MOTUS. Pardon de l’expression, mon colonel. Je veux dire qu’il est porté sur la discipline et ne passe rien aux freluquets et autres délinquants ; mais il est juste et maternel pour ses hommes, voilà pourquoi on lui pardonne des choses…
HENRI. Quelles choses, voyons ?
MOTUS. Le capitaine Cadio, ton ami — et le mien dans le temps qu’il était soldat comme moi — est à présent… un tigre !

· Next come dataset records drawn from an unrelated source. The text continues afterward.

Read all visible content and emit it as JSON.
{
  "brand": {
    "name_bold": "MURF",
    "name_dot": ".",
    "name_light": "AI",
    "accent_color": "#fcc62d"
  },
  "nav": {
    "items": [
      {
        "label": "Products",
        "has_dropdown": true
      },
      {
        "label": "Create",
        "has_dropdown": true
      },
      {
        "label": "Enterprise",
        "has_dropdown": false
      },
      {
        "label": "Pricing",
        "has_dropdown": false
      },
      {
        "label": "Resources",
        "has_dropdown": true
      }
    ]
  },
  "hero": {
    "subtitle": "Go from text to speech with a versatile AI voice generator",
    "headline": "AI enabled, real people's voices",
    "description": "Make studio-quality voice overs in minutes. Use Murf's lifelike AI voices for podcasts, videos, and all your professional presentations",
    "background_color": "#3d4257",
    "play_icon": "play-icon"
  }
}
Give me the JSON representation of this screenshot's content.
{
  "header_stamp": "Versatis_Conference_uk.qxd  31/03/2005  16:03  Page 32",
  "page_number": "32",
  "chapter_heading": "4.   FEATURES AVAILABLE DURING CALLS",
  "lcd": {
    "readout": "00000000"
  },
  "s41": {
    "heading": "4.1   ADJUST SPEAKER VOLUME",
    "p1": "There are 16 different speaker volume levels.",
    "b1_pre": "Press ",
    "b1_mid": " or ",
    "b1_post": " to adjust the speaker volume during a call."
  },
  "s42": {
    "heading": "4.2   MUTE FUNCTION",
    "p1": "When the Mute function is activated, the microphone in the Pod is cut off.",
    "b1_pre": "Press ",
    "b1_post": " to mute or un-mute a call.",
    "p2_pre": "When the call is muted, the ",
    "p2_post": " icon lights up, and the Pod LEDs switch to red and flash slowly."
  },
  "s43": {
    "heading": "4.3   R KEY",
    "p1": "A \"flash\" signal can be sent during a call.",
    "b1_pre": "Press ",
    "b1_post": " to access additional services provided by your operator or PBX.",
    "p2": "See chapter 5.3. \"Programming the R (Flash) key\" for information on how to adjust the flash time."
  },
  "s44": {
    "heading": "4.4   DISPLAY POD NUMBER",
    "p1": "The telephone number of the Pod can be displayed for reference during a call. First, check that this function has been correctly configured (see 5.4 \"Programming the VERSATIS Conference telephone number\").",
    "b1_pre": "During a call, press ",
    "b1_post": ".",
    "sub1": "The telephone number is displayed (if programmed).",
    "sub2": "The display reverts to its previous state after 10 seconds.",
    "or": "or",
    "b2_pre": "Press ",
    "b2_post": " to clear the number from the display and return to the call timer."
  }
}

HENRI. Ah ! un chien, un tigre… Va toujours !
MOTUS. Si la licence de mon discours t’offense, mon colonel, tu n’as qu’à me le dire, et ma parole rentrera dans les rangs.
HENRI. Non ! puisque c’est moi qui t’interroge.
MOTUS. Eh bien, voilà ! le capitaine est tigre dans la bataille ; il n’y en a jamais assez pour lui, toujours le premier au feu, jamais de quartier, point de prisonniers ; toutes nos lattes se sont ébréchées en manière de scie sur les crânes des chouans, et on a marché dans le sang jusqu’aux aisselles. Du temps du capitaine Ravaud, qui était certainement un brave soigné, on avait tous le cœur un peu sensible pour les vaincus, et moi-même ;… mais il a fallu emboîter le pas dans la férocité, et, à présent que la clémence est à l’ordre du jour, on ne sait point ce que fera le capitaine, qui n’est pas certes un homme pareil aux autres humains.
HENRI. Quel homme est-ce, selon toi ? voyons !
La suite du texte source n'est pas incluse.